Recently, we are seeing more activities by funders that indicate a desire to better control costs associated with funding Open Access publications. Wellcome is reviewing their open access mandate (also in light of the large difference in APCs for hybrid and full gold OA journals), the European Union has been floating the idea of no longer funding hybrid open access publications (in the Impact Assessment (part 2, page 107) for Horizon Europe), and Robert Jan Smits, special envoy Open Access of the EC is exploring an agreement with European National funders to require grantees to publish in open access journals, control APC costs and stimulate the flipping of subscription and hybrid journals to full OA (as presented July 11 at ESOF (see the video recording and the accompanying press release by Science Europe).
Perhaps the most interesting aspect of these developments is whether they can be accompanied by a shift in evaluation criteria (by funders, governments and institutions) that will lessen the stranglehold of high-impact journals such as Nature, Science, NEJM and PNAS that enables them to negotiate agreements as the one described for AAAS and Gates at such high costs, or resist making agreements over OA publishing altogether.

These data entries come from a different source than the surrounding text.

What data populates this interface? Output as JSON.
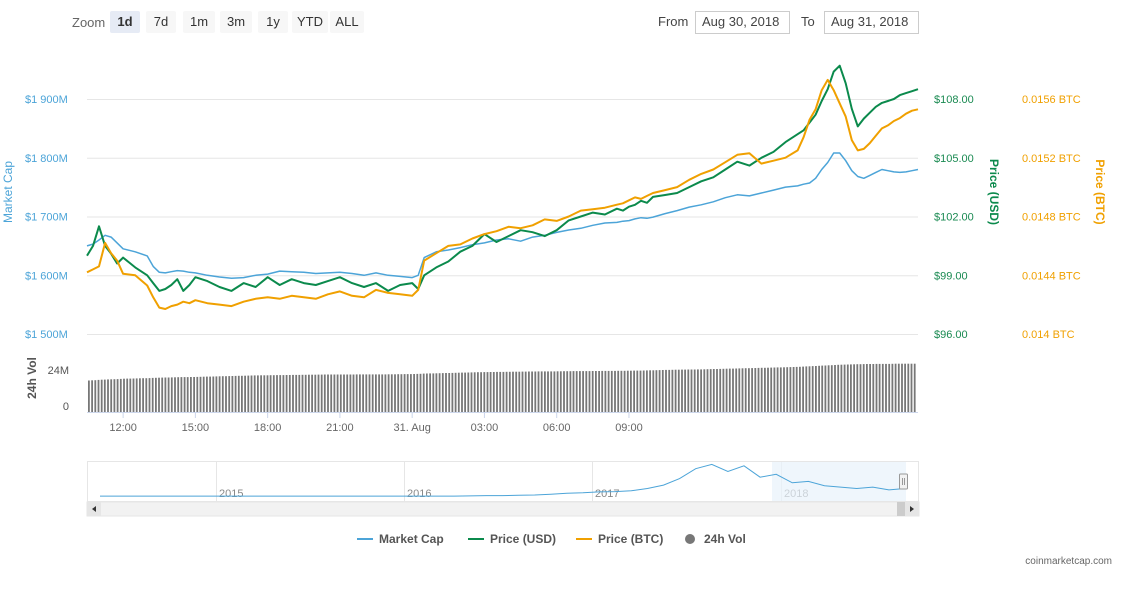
{
  "toolbar": {
    "zoom_label": "Zoom",
    "zoom_buttons": [
      "1d",
      "7d",
      "1m",
      "3m",
      "1y",
      "YTD",
      "ALL"
    ],
    "active_zoom": "1d",
    "from_label": "From",
    "from_value": "Aug 30, 2018",
    "to_label": "To",
    "to_value": "Aug 31, 2018"
  },
  "colors": {
    "market_cap": "#4ca4d8",
    "price_usd": "#0b8a4c",
    "price_btc": "#f0a000",
    "volume": "#777777"
  },
  "credit": "coinmarketcap.com",
  "chart_data": {
    "type": "line",
    "x_unit": "hours",
    "x": [
      10.5,
      10.75,
      11.0,
      11.25,
      11.5,
      11.75,
      12.0,
      12.5,
      13.0,
      13.25,
      13.5,
      13.75,
      14.0,
      14.25,
      14.5,
      14.75,
      15.0,
      15.5,
      16.0,
      16.5,
      17.0,
      17.5,
      18.0,
      18.5,
      19.0,
      19.5,
      20.0,
      20.5,
      21.0,
      21.5,
      22.0,
      22.5,
      23.0,
      23.5,
      24.0,
      24.25,
      24.5,
      25.0,
      25.5,
      26.0,
      26.5,
      27.0,
      27.5,
      28.0,
      28.5,
      29.0,
      29.5,
      30.0,
      30.5,
      31.0,
      31.5,
      32.0,
      32.5,
      32.75,
      33.0,
      33.25,
      33.5,
      33.75,
      34.0,
      34.5,
      35.0,
      35.5,
      36.0,
      36.5,
      37.0,
      37.5,
      38.0,
      38.5,
      39.0,
      39.5,
      40.0,
      40.25,
      40.5,
      40.75,
      41.0,
      41.25,
      41.5,
      41.75,
      42.0,
      42.25,
      42.5,
      42.75,
      43.0,
      43.25,
      43.5,
      43.75,
      44.0,
      44.25,
      44.5,
      44.75,
      45.0
    ],
    "series": [
      {
        "name": "Market Cap",
        "axis": "Market Cap",
        "values": [
          1650,
          1653,
          1660,
          1668,
          1665,
          1655,
          1645,
          1640,
          1633,
          1615,
          1605,
          1604,
          1606,
          1608,
          1607,
          1605,
          1604,
          1600,
          1597,
          1595,
          1596,
          1600,
          1602,
          1607,
          1606,
          1605,
          1603,
          1604,
          1605,
          1603,
          1600,
          1604,
          1600,
          1598,
          1596,
          1600,
          1630,
          1640,
          1643,
          1647,
          1652,
          1655,
          1660,
          1662,
          1658,
          1665,
          1668,
          1673,
          1677,
          1680,
          1685,
          1689,
          1690,
          1692,
          1693,
          1696,
          1698,
          1697,
          1699,
          1705,
          1710,
          1716,
          1720,
          1725,
          1732,
          1737,
          1735,
          1740,
          1745,
          1750,
          1752,
          1755,
          1757,
          1765,
          1780,
          1792,
          1808,
          1808,
          1795,
          1778,
          1768,
          1765,
          1770,
          1775,
          1780,
          1778,
          1776,
          1775,
          1776,
          1778,
          1780
        ]
      },
      {
        "name": "Price (USD)",
        "axis": "Price (USD)",
        "values": [
          100.0,
          100.5,
          101.5,
          100.5,
          100.1,
          99.6,
          99.9,
          99.4,
          99.0,
          98.6,
          98.2,
          98.3,
          98.5,
          98.8,
          98.2,
          98.5,
          98.9,
          98.7,
          98.4,
          98.2,
          98.6,
          98.4,
          98.9,
          98.5,
          98.8,
          98.6,
          98.5,
          98.7,
          98.9,
          98.6,
          98.4,
          98.6,
          98.2,
          98.5,
          98.6,
          98.3,
          99.0,
          99.4,
          99.7,
          100.2,
          100.5,
          101.1,
          100.7,
          101.0,
          101.3,
          101.2,
          101.0,
          101.3,
          101.8,
          102.0,
          102.2,
          102.1,
          102.4,
          102.3,
          102.5,
          102.6,
          102.8,
          102.7,
          103.0,
          103.1,
          103.2,
          103.5,
          103.8,
          104.0,
          104.4,
          104.8,
          104.6,
          105.0,
          105.3,
          105.8,
          106.2,
          106.4,
          106.8,
          107.2,
          107.9,
          108.5,
          109.4,
          109.7,
          108.8,
          107.5,
          106.6,
          107.0,
          107.3,
          107.6,
          107.8,
          107.9,
          108.0,
          108.2,
          108.3,
          108.4,
          108.5
        ]
      },
      {
        "name": "Price (BTC)",
        "axis": "Price (BTC)",
        "values": [
          0.01442,
          0.01444,
          0.01446,
          0.01462,
          0.01455,
          0.0145,
          0.01441,
          0.0144,
          0.01433,
          0.01425,
          0.01418,
          0.01417,
          0.01419,
          0.0142,
          0.01422,
          0.01421,
          0.01423,
          0.01421,
          0.0142,
          0.01419,
          0.01422,
          0.01424,
          0.01425,
          0.01424,
          0.01426,
          0.01425,
          0.01424,
          0.01427,
          0.01429,
          0.01426,
          0.01425,
          0.0143,
          0.01428,
          0.01427,
          0.01426,
          0.0143,
          0.0145,
          0.01455,
          0.0146,
          0.01461,
          0.01465,
          0.01468,
          0.0147,
          0.01473,
          0.01472,
          0.01474,
          0.01478,
          0.01477,
          0.0148,
          0.01484,
          0.01485,
          0.01486,
          0.01488,
          0.01489,
          0.01491,
          0.01493,
          0.01492,
          0.01494,
          0.01496,
          0.01498,
          0.015,
          0.01505,
          0.01509,
          0.01512,
          0.01517,
          0.01522,
          0.01523,
          0.01516,
          0.01518,
          0.0152,
          0.01525,
          0.01534,
          0.01546,
          0.01553,
          0.01566,
          0.01573,
          0.01566,
          0.01557,
          0.01548,
          0.01532,
          0.01525,
          0.01526,
          0.0153,
          0.01535,
          0.0154,
          0.01542,
          0.01545,
          0.01547,
          0.0155,
          0.01552,
          0.01553
        ]
      },
      {
        "name": "24h Vol",
        "axis": "24h Vol",
        "values": [
          21.0,
          21.2,
          21.5,
          21.7,
          21.8,
          22.0,
          22.2,
          22.4,
          22.6,
          22.8,
          22.9,
          23.0,
          23.1,
          23.2,
          23.3,
          23.3,
          23.4,
          23.6,
          23.8,
          24.0,
          24.2,
          24.4,
          24.5,
          24.6,
          24.7,
          24.8,
          24.9,
          25.0,
          25.0,
          25.0,
          25.1,
          25.1,
          25.1,
          25.2,
          25.3,
          25.4,
          25.6,
          25.8,
          26.0,
          26.2,
          26.4,
          26.6,
          26.7,
          26.8,
          26.9,
          27.0,
          27.1,
          27.1,
          27.2,
          27.3,
          27.3,
          27.4,
          27.4,
          27.5,
          27.5,
          27.6,
          27.6,
          27.7,
          27.8,
          28.0,
          28.2,
          28.3,
          28.4,
          28.6,
          28.8,
          29.0,
          29.2,
          29.4,
          29.6,
          29.8,
          30.0,
          30.2,
          30.4,
          30.6,
          30.8,
          31.0,
          31.2,
          31.4,
          31.6,
          31.7,
          31.8,
          31.9,
          32.0,
          32.0,
          32.1,
          32.1,
          32.1,
          32.2,
          32.2,
          32.2,
          32.2
        ]
      }
    ],
    "axes": {
      "market_cap": {
        "label": "Market Cap",
        "ticks": [
          "$1 500M",
          "$1 600M",
          "$1 700M",
          "$1 800M",
          "$1 900M"
        ],
        "range": [
          1500,
          1900
        ]
      },
      "price_usd": {
        "label": "Price (USD)",
        "ticks": [
          "$96.00",
          "$99.00",
          "$102.00",
          "$105.00",
          "$108.00"
        ],
        "range": [
          96,
          108
        ]
      },
      "price_btc": {
        "label": "Price (BTC)",
        "ticks": [
          "0.014 BTC",
          "0.0144 BTC",
          "0.0148 BTC",
          "0.0152 BTC",
          "0.0156 BTC"
        ],
        "range": [
          0.014,
          0.0156
        ]
      },
      "volume": {
        "label": "24h Vol",
        "ticks": [
          "0",
          "24M"
        ],
        "range": [
          0,
          48
        ]
      }
    },
    "x_ticks": [
      {
        "hour": 12,
        "label": "12:00"
      },
      {
        "hour": 15,
        "label": "15:00"
      },
      {
        "hour": 18,
        "label": "18:00"
      },
      {
        "hour": 21,
        "label": "21:00"
      },
      {
        "hour": 24,
        "label": "31. Aug"
      },
      {
        "hour": 27,
        "label": "03:00"
      },
      {
        "hour": 30,
        "label": "06:00"
      },
      {
        "hour": 33,
        "label": "09:00"
      }
    ],
    "navigator": {
      "year_labels": [
        "2015",
        "2016",
        "2017",
        "2018"
      ],
      "values": [
        0.3,
        0.3,
        0.3,
        0.3,
        0.3,
        0.3,
        0.3,
        0.3,
        0.3,
        0.3,
        0.3,
        0.3,
        0.3,
        0.3,
        0.3,
        0.3,
        0.3,
        0.3,
        0.3,
        0.3,
        0.3,
        0.3,
        0.3,
        0.4,
        0.5,
        0.5,
        0.6,
        0.7,
        1.0,
        1.3,
        1.5,
        1.8,
        1.9,
        2.2,
        3.0,
        4.2,
        6.5,
        10.0,
        11.5,
        9.0,
        11.0,
        7.0,
        8.0,
        5.0,
        5.5,
        4.0,
        3.5,
        3.0,
        3.5,
        2.5,
        3.0
      ]
    },
    "legend": [
      "Market Cap",
      "Price (USD)",
      "Price (BTC)",
      "24h Vol"
    ],
    "legend_position": "bottom-center",
    "grid": true
  }
}
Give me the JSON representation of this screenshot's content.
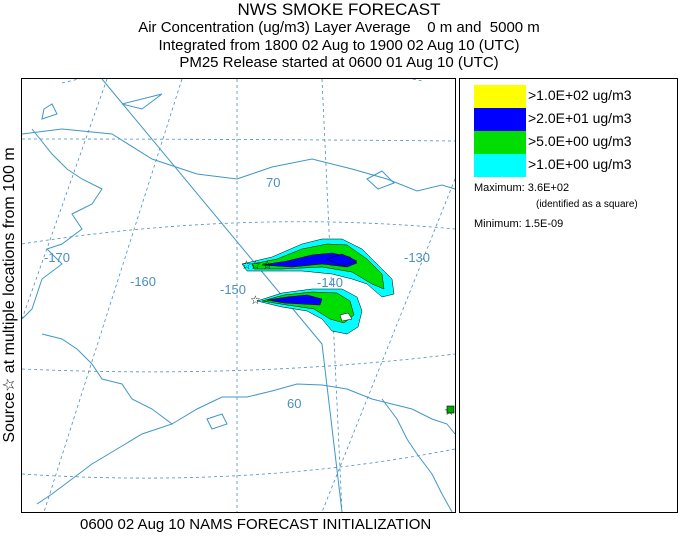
{
  "title": {
    "line1": "NWS SMOKE FORECAST",
    "line2": "Air Concentration (ug/m3) Layer Average    0 m and  5000 m",
    "line3": "Integrated from 1800 02 Aug to 1900 02 Aug 10 (UTC)",
    "line4": "PM25 Release started at 0600 01 Aug 10 (UTC)"
  },
  "side_label": "Source☆  at multiple locations   from   100 m",
  "footer": "0600 02 Aug 10 NAMS FORECAST INITIALIZATION",
  "map": {
    "longitude_labels": [
      "-170",
      "-160",
      "-150",
      "-140",
      "-130"
    ],
    "latitude_labels": [
      "70",
      "60"
    ],
    "colors": {
      "coastline": "#3f97c8",
      "graticule": "#4a8fc0",
      "level_1": "#ffff00",
      "level_2": "#0000ff",
      "level_3": "#00dd00",
      "level_4": "#00ffff"
    }
  },
  "legend": {
    "items": [
      {
        "label": ">1.0E+02 ug/m3",
        "color": "#ffff00"
      },
      {
        "label": ">2.0E+01 ug/m3",
        "color": "#0000ff"
      },
      {
        "label": ">5.0E+00 ug/m3",
        "color": "#00dd00"
      },
      {
        "label": ">1.0E+00 ug/m3",
        "color": "#00ffff"
      }
    ],
    "maximum_label": "Maximum:",
    "maximum_value": "3.6E+02",
    "maximum_note": "(identified as a square)",
    "minimum_label": "Minimum:",
    "minimum_value": "1.5E-09"
  }
}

So it will be interesting to see whether Gates will continue to enforce its open access policy unchanged despite the termination of the agreement with AAAS/Science. If funders will be steadfast in their determination to both move OA forwards and are able to contribute to a change in evaluation criteria, we might yet see a true watershed moment in scholarly publication.
There is one additional aspect regarding current initiatives by funders to exert influence over OA publishing and its accompanying costs, and that is of course the funder publishing platforms as implemented by (a.o.) Gates and Wellcome and as put forward for tender by the EC. These could be seen as a strategic option by funders to stimulate OA under conditions they can control, and indirectly also as a lever to promote more systemic change in OA publishing.